According to the press notes on KILL THE IRISHMAN – and there’s no reason to doubt them – 36 bombs went off in Cleveland during the summer of 1976 alone, courtesy of a ferocious gang war. These days, who remembers or ever knew organized crime was that active and that angry in the Midwest?

Rick Porrello, now a police chief in a Cleveland suburb, wrote TO KILL THE IRISHMAN, a book about those tumultuous days and their far-reaching fallout. The end result of the story is reduced to a postscript in KILL THE IRISHMAN, which focuses on Danny Greene (Ray Stevenson). Greene, born in Cleveland but deeply proud of his Irish ancestry, was notable for several things. He rose through the ranks of organized crime in the ‘60s and ‘70s without blood family connections, his refusal to play ball with the local representatives of the New York Mafia had epically violent repercussions and he proved astonishingly difficult to kill.

There’s a fair amount of myth-making here. As director Jonathan Hensleigh and his fellow screenwriter Jeremy Walters tell it, Danny has a conscience and a code of ethics (it is a matter of real-life record that he paid school tuitions for poor youths and distributed holiday food to those without, but this doesn’t necessarily equal a soul-searching persona), so that while he is a vigorous loan shark collector on his way up and thinks over whether or not he should perform certain hits, the only people he actually kills are those who have tried to kill him. Since there are plenty of guys who fit this description, KILL THE IRISHMAN doesn’t lack for action and since bombs are often the weapon of choice, that action tends to be loud and fiery. Director Hensleigh gets particularly creative when a house comes down on its occupants in a standout sequence.

Danny is happy enough to have confidantes of all stripes – he works for a time for the Jewish Shondor Birns (Christopher Walken) and becomes friends and business partners with Italian-American John Nardi (Vincent D’Onofrio) – yet indulges in foul ethnic slurs against the Italian Mafia. The underlying message is that Danny isn’t really a bigot, he just doesn’t like being pushed around, but when the film tries to make something big of Danny’s heritage, with Fionnula Flanagan delivering what amounts to a benediction, it doesn’t really jibe with what we’re seeing.

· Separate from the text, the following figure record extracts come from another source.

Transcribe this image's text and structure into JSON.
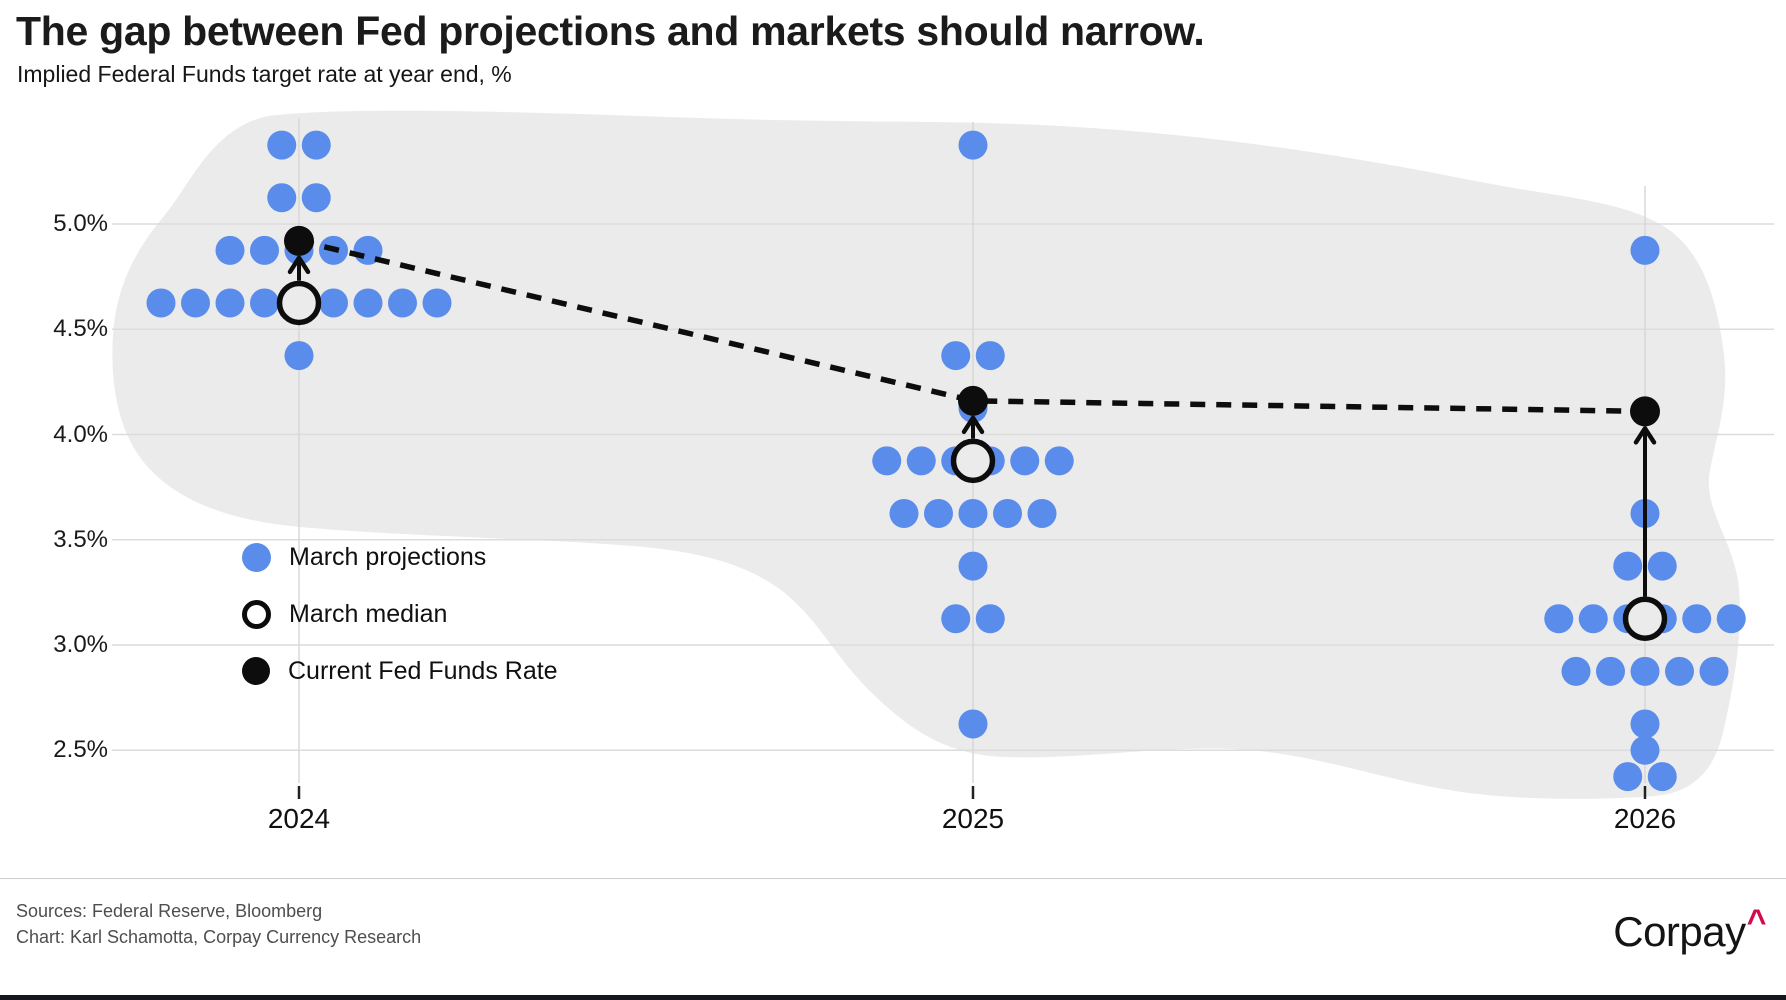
{
  "header": {
    "title": "The gap between Fed projections and markets should narrow.",
    "subtitle": "Implied Federal Funds target rate at year end, %"
  },
  "legend": {
    "items": [
      {
        "label": "March projections",
        "marker": "blue-dot"
      },
      {
        "label": "March median",
        "marker": "open-circle"
      },
      {
        "label": "Current Fed Funds Rate",
        "marker": "black-dot"
      }
    ]
  },
  "footer": {
    "sources_line": "Sources: Federal Reserve, Bloomberg",
    "credit_line": "Chart: Karl Schamotta, Corpay Currency Research",
    "logo_text": "Corpay",
    "logo_caret": "^"
  },
  "colors": {
    "projection_blue": "#5a8ceb",
    "marker_black": "#0d0d0d",
    "blob_gray": "#ebebeb",
    "grid_gray": "#dcdcdc",
    "year_grid_gray": "#d8d8d8",
    "caret_red": "#d30b4e",
    "bottom_bar": "#16161e"
  },
  "chart_data": {
    "type": "scatter",
    "title": "The gap between Fed projections and markets should narrow.",
    "ylabel": "Implied Federal Funds target rate at year end, %",
    "xlabel": "",
    "grid": true,
    "legend_position": "middle-left",
    "y_axis": {
      "range": [
        2.25,
        5.5
      ],
      "ticks": [
        {
          "value": 5.0,
          "label": "5.0%"
        },
        {
          "value": 4.5,
          "label": "4.5%"
        },
        {
          "value": 4.0,
          "label": "4.0%"
        },
        {
          "value": 3.5,
          "label": "3.5%"
        },
        {
          "value": 3.0,
          "label": "3.0%"
        },
        {
          "value": 2.5,
          "label": "2.5%"
        }
      ]
    },
    "x_axis": {
      "categories": [
        "2024",
        "2025",
        "2026"
      ]
    },
    "years": [
      {
        "label": "2024",
        "march_projections": [
          {
            "rate": 5.375,
            "count": 2
          },
          {
            "rate": 5.125,
            "count": 2
          },
          {
            "rate": 4.875,
            "count": 5
          },
          {
            "rate": 4.625,
            "count": 9
          },
          {
            "rate": 4.375,
            "count": 1
          }
        ],
        "march_median": 4.625,
        "current_fed_funds_rate": 4.92
      },
      {
        "label": "2025",
        "march_projections": [
          {
            "rate": 5.375,
            "count": 1
          },
          {
            "rate": 4.375,
            "count": 2
          },
          {
            "rate": 4.125,
            "count": 1
          },
          {
            "rate": 3.875,
            "count": 6
          },
          {
            "rate": 3.625,
            "count": 5
          },
          {
            "rate": 3.375,
            "count": 1
          },
          {
            "rate": 3.125,
            "count": 2
          },
          {
            "rate": 2.625,
            "count": 1
          }
        ],
        "march_median": 3.875,
        "current_fed_funds_rate": 4.16
      },
      {
        "label": "2026",
        "march_projections": [
          {
            "rate": 4.875,
            "count": 1
          },
          {
            "rate": 3.625,
            "count": 1
          },
          {
            "rate": 3.375,
            "count": 2
          },
          {
            "rate": 3.125,
            "count": 6
          },
          {
            "rate": 2.875,
            "count": 5
          },
          {
            "rate": 2.625,
            "count": 1
          },
          {
            "rate": 2.5,
            "count": 1
          },
          {
            "rate": 2.375,
            "count": 2
          }
        ],
        "march_median": 3.125,
        "current_fed_funds_rate": 4.11
      }
    ]
  }
}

However, both the movie and actor Stevenson succeed in convincing us that there is something special about Danny that strikes people immediately. Stevenson has a steady, intense presence that makes the character magnetic, whether he’s quietly flirting with a waitress (Linda Cardellini, very good) who will become his wife or standing firm in the face of dire threats. D’Onofrio gives an intriguing performance, starting out intimidating and becoming softer and softer as partner Danny gets more and more powerful and Walken gives his customary eccentric zip to a character who warrants it.

KILL THE IRISHMAN tries a little too hard for an emotional impact it can’t achieve, but it still tells an engrossing story about an interesting man living in interesting times.